|
|
|
Wagub Aceh, Fadhlullah, tengah berbicara dalam acara silaturahmi akbar dan sarasehan bertajuk ‘Kontributif Partisipatif: Akselerasi Membangun Aceh’ di Banda Aceh, Sabtu (10/5/2025). |
Wagub Fadhlullah ajak alumni Malang aktif bangun Aceh. Soroti potensi
daerah dan peran strategis alumni dalam percepatan pembangunan
inklusif.
koranaceh.net
– Wakil Gubernur Aceh, Fadhlullah, mengajak seluruh alumni Aceh yang pernah
menempuh pendidikan di Malang untuk terlibat aktif dalam upaya percepatan
pembangunan Aceh.
Ajakan ini disampaikan saat membuka kegiatan Silaturahmi Akbar dan
Sarasehan Ikatan Keluarga Alumni Mahasiswa Aceh Malang Raya di Banda Aceh,
Sabtu, 10 Mei 2025.
Dengan tema
‘Kontributif Partisipatif: Akselerasi Membangun Aceh’, kegiatan ini menjadi ruang konsolidasi dan diskusi strategis
bagi para alumni untuk menyatukan gagasan dan tindakan nyata dalam membangun
kampung halaman.
Baca Juga :
Wagub Aceh Minta Akses Jalan Tol Sibanceh Dibuka Khusus Selama Musim Haji
2025
Fadhlullah menyebut tema tersebut bukan sekadar jargon, melainkan refleksi
dari semangat kolektif yang dibutuhkan dalam membangun Aceh secara
inklusif.
“Tema ini bukan sekadar slogan. Ini adalah semangat kolektif yang
mencerminkan tekad kita semua untuk membawa Aceh maju lebih cepat, lebih
kuat, dan lebih inklusif,” kata Fadhlullah dalam sambutannya.

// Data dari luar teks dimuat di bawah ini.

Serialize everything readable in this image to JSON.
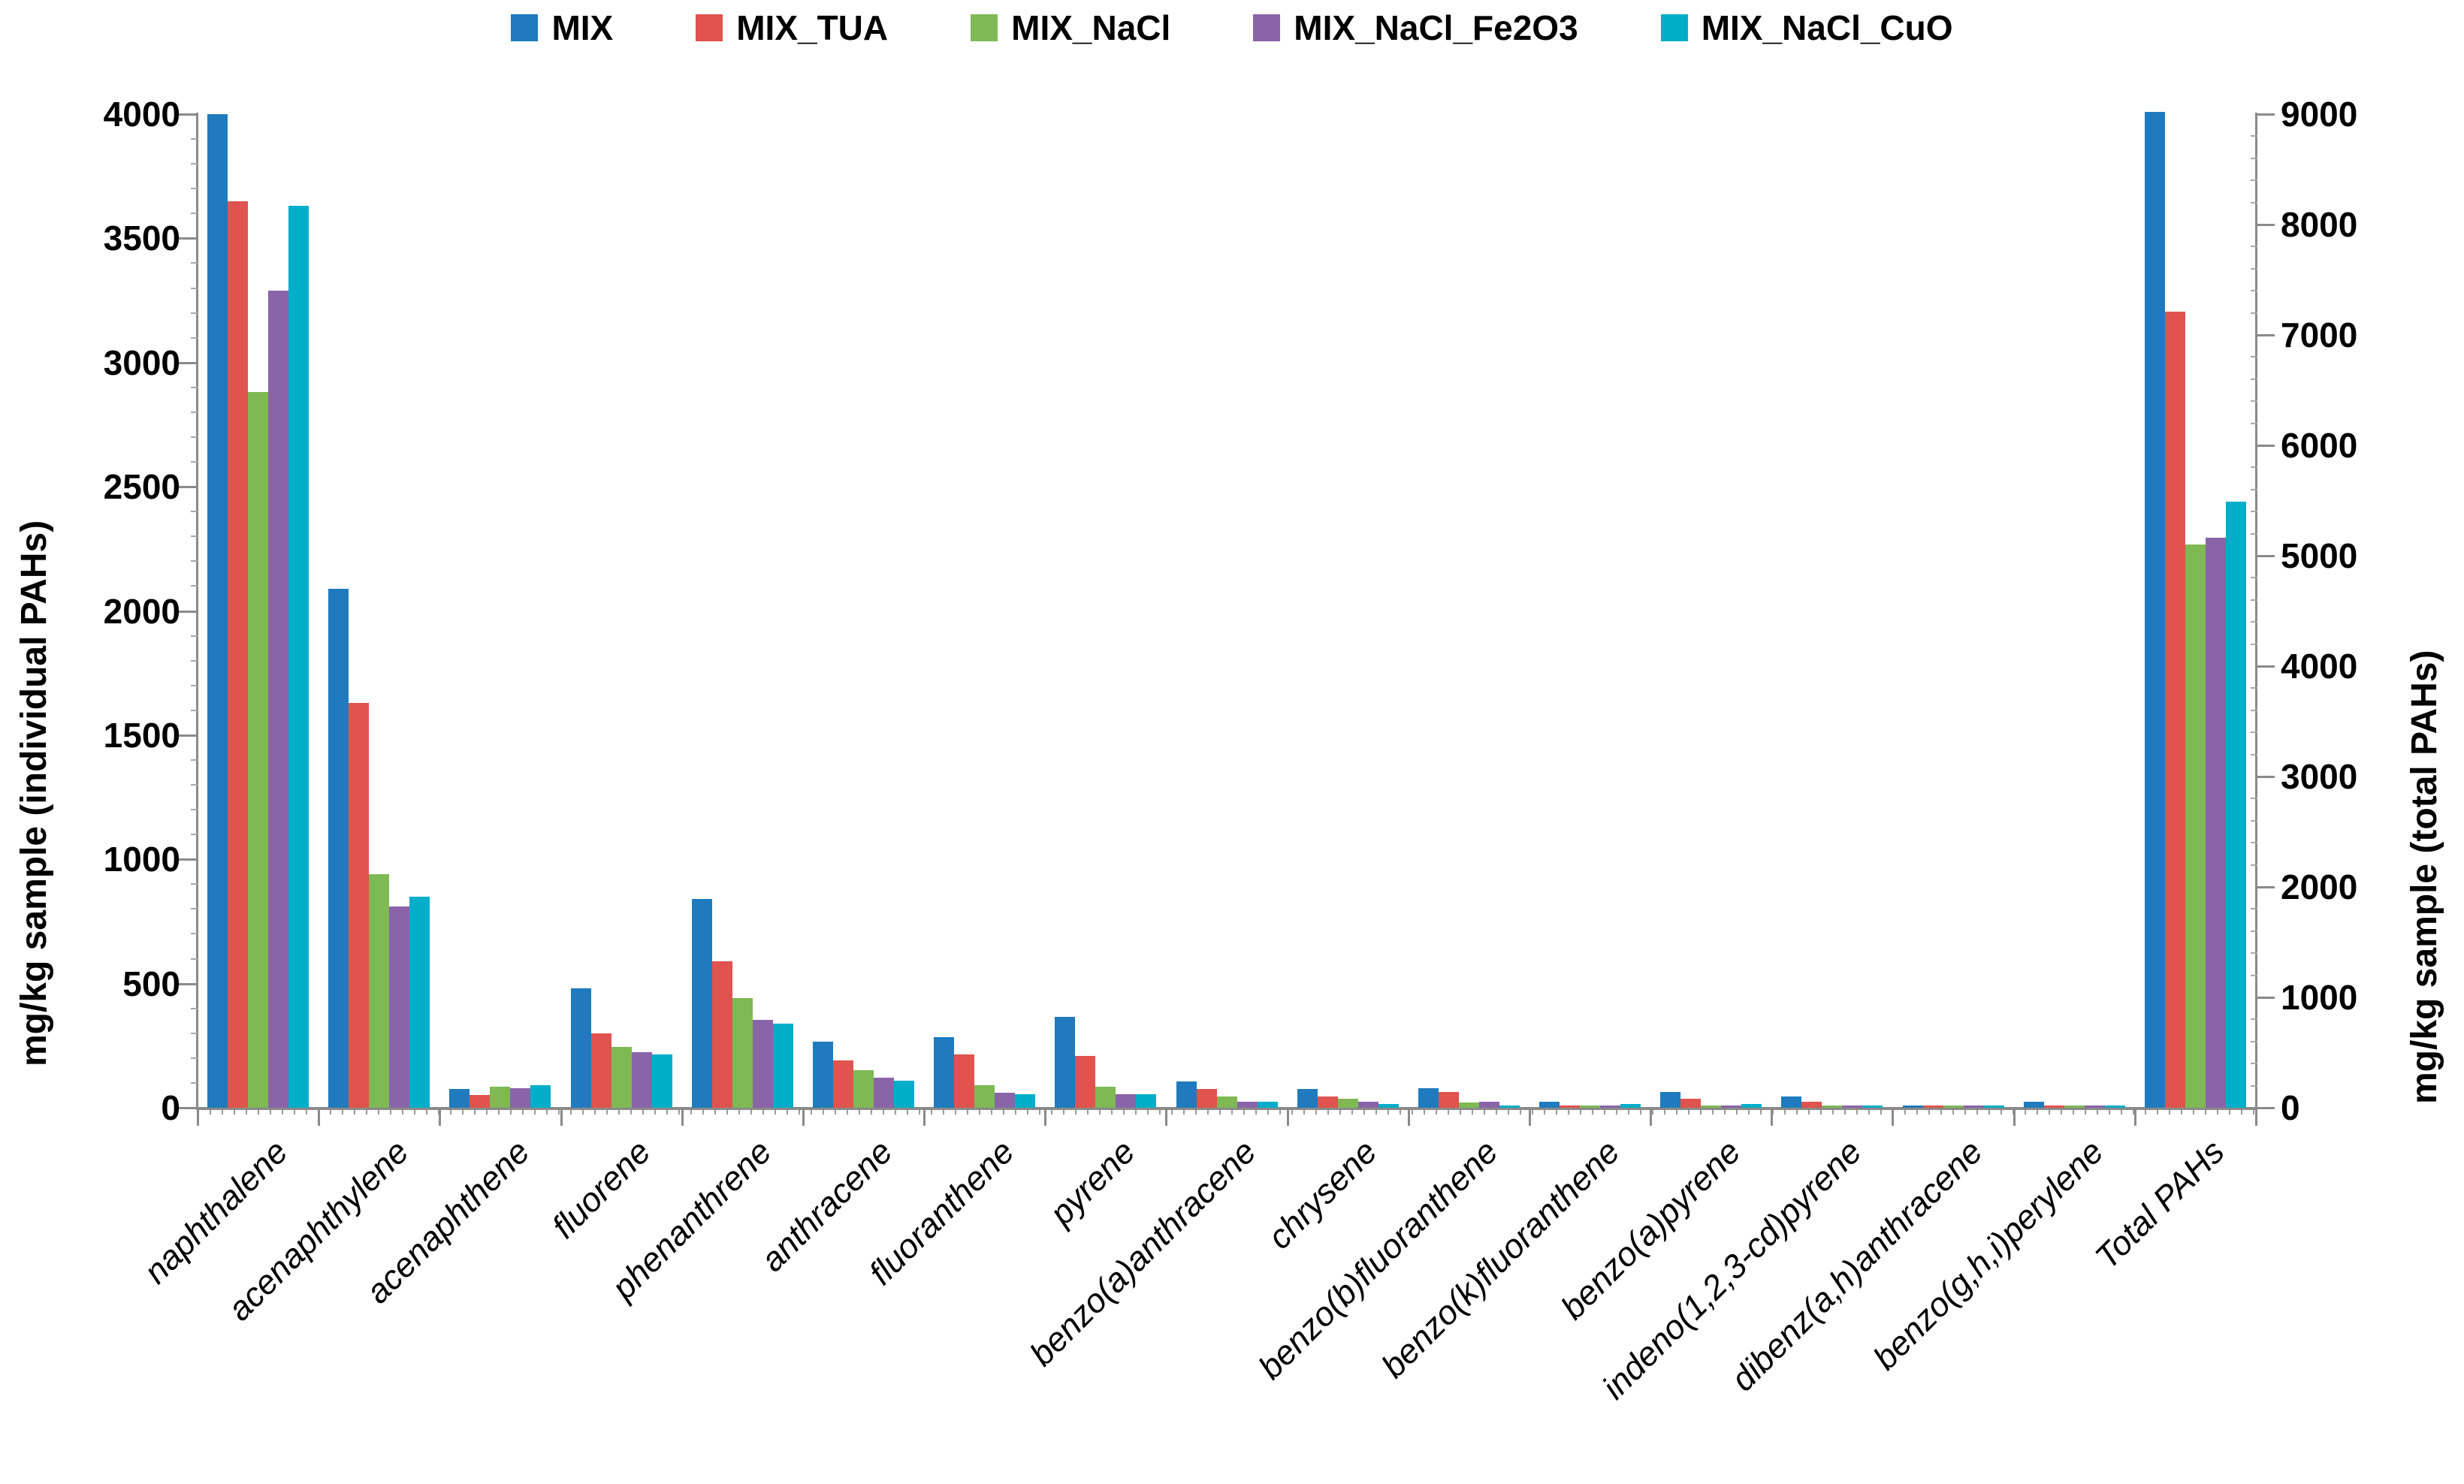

Fadhlullah menegaskan bahwa pembangunan Aceh bukan hanya tanggung jawab
pemerintah, melainkan menjadi tanggung jawab moral dan intelektual seluruh
anak negeri, termasuk alumni Malang yang kini berkiprah di berbagai
sektor—baik di tingkat lokal, nasional, maupun internasional.

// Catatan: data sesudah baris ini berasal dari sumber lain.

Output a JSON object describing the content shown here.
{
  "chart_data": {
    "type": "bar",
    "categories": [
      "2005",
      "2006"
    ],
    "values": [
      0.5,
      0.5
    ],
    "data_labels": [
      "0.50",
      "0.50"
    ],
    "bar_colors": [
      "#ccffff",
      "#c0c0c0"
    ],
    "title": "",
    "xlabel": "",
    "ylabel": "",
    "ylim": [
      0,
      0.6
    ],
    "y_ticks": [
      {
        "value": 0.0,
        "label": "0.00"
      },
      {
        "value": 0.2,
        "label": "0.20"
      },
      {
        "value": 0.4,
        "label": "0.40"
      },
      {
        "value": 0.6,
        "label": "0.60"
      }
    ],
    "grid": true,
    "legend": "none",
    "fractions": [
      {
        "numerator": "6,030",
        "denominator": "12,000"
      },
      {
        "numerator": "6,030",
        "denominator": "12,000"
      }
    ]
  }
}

“Saya baru tahu, alumni Aceh di Malang hebat-hebat semua. Waktu ke sana,
saya kunjungi kampus Brawijaya—ada 385 mahasiswa Aceh. Saya juga singgah di
asrama-asrama Aceh, dengar langsung keluhan mereka. Maka tahun 2025, kita
komitmen renovasi beberapa asrama sebagai bentuk tanggung jawab pemerintah,”
ujarnya.
Dalam pidatonya, Fadhlullah juga menyoroti sejumlah potensi besar yang
dimiliki Aceh namun belum tergarap secara optimal. Ia menyebutkan potensi
komoditas seperti kopi Gayo, nilam, dan pala, serta potensi sumber daya alam
di sektor energi dan kelautan. Ia menekankan perlunya transformasi strategis
untuk memanfaatkan potensi tersebut.
“Aceh punya laut seluas 58 ribu kilometer persegi, dan Sabang adalah salah
satu kawasan paling strategis. Negara seperti Singapura yang penuh sesak
sudah melirik pelabuhan alternatif—salah satunya Aceh. Tapi kenapa kita
belum bisa manfaatkan semua ini?” ucapnya.

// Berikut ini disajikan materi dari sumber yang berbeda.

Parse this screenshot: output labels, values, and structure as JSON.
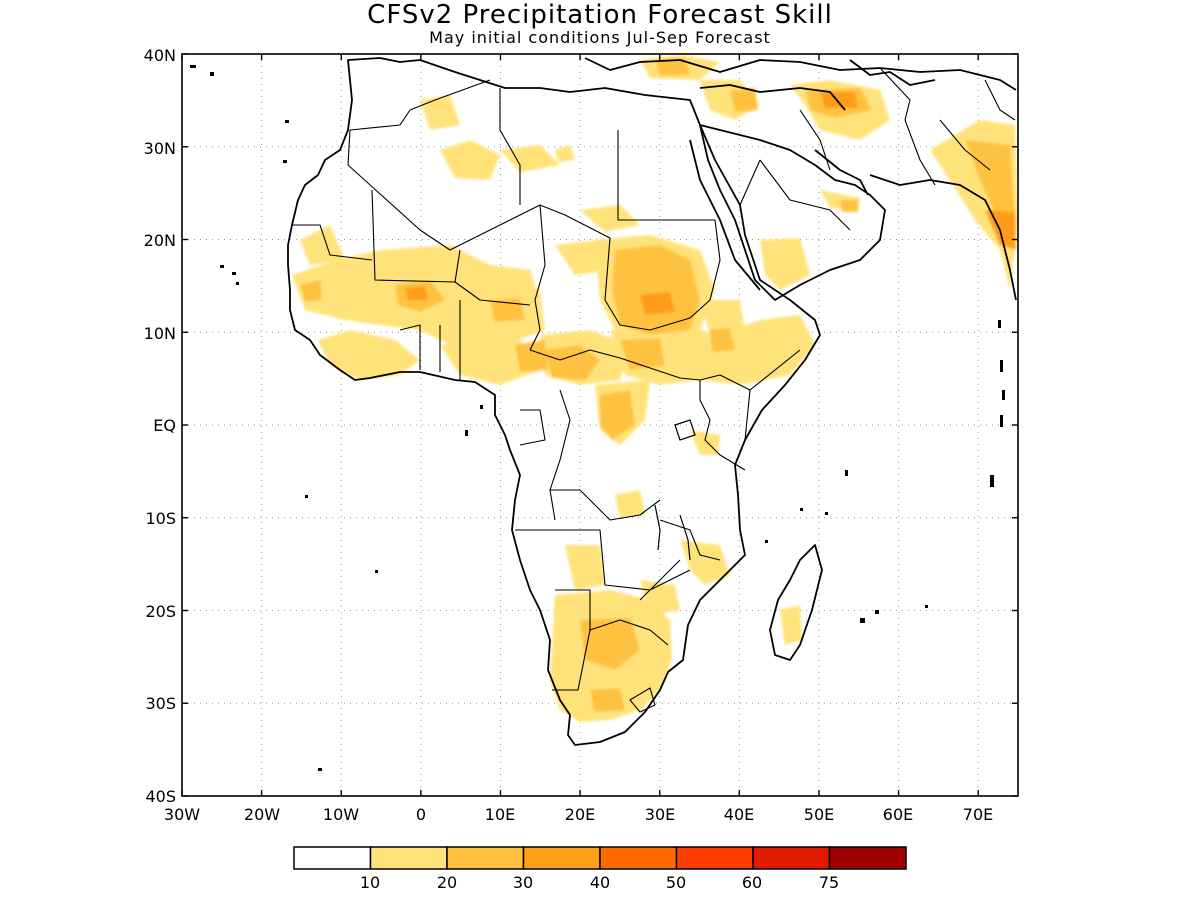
{
  "title": "CFSv2 Precipitation Forecast Skill",
  "subtitle": "May initial conditions  Jul-Sep Forecast",
  "map": {
    "lon_range": [
      -30,
      75
    ],
    "lat_range": [
      -40,
      40
    ],
    "lat_labels": [
      "40N",
      "30N",
      "20N",
      "10N",
      "EQ",
      "10S",
      "20S",
      "30S",
      "40S"
    ],
    "lon_labels": [
      "30W",
      "20W",
      "10W",
      "0",
      "10E",
      "20E",
      "30E",
      "40E",
      "50E",
      "60E",
      "70E"
    ],
    "grid": "dotted"
  },
  "colorbar": {
    "labels": [
      "10",
      "20",
      "30",
      "40",
      "50",
      "60",
      "75"
    ],
    "colors": [
      "#ffffff",
      "#ffe37a",
      "#ffc240",
      "#ff9e18",
      "#ff6a00",
      "#ff3d00",
      "#e01a00",
      "#a00000"
    ]
  }
}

Ia juga menyampaikan bahwa Aceh saat ini berada di jalur strategis
internasional baik laut maupun udara, dan telah ditetapkan Presiden sebagai
wilayah pertahanan barat Indonesia.
“Bayangkan, Aceh yang berada di ujung barat Indonesia, dilintasi jalur laut
dan udara internasional, punya posisi geopolitik yang sangat penting.
Presiden juga telah menetapkan Aceh sebagai daerah pertahanan Indonesia di
barat. Pangkogabwilhan mungkin akan ditempatkan di sini,” tambahnya.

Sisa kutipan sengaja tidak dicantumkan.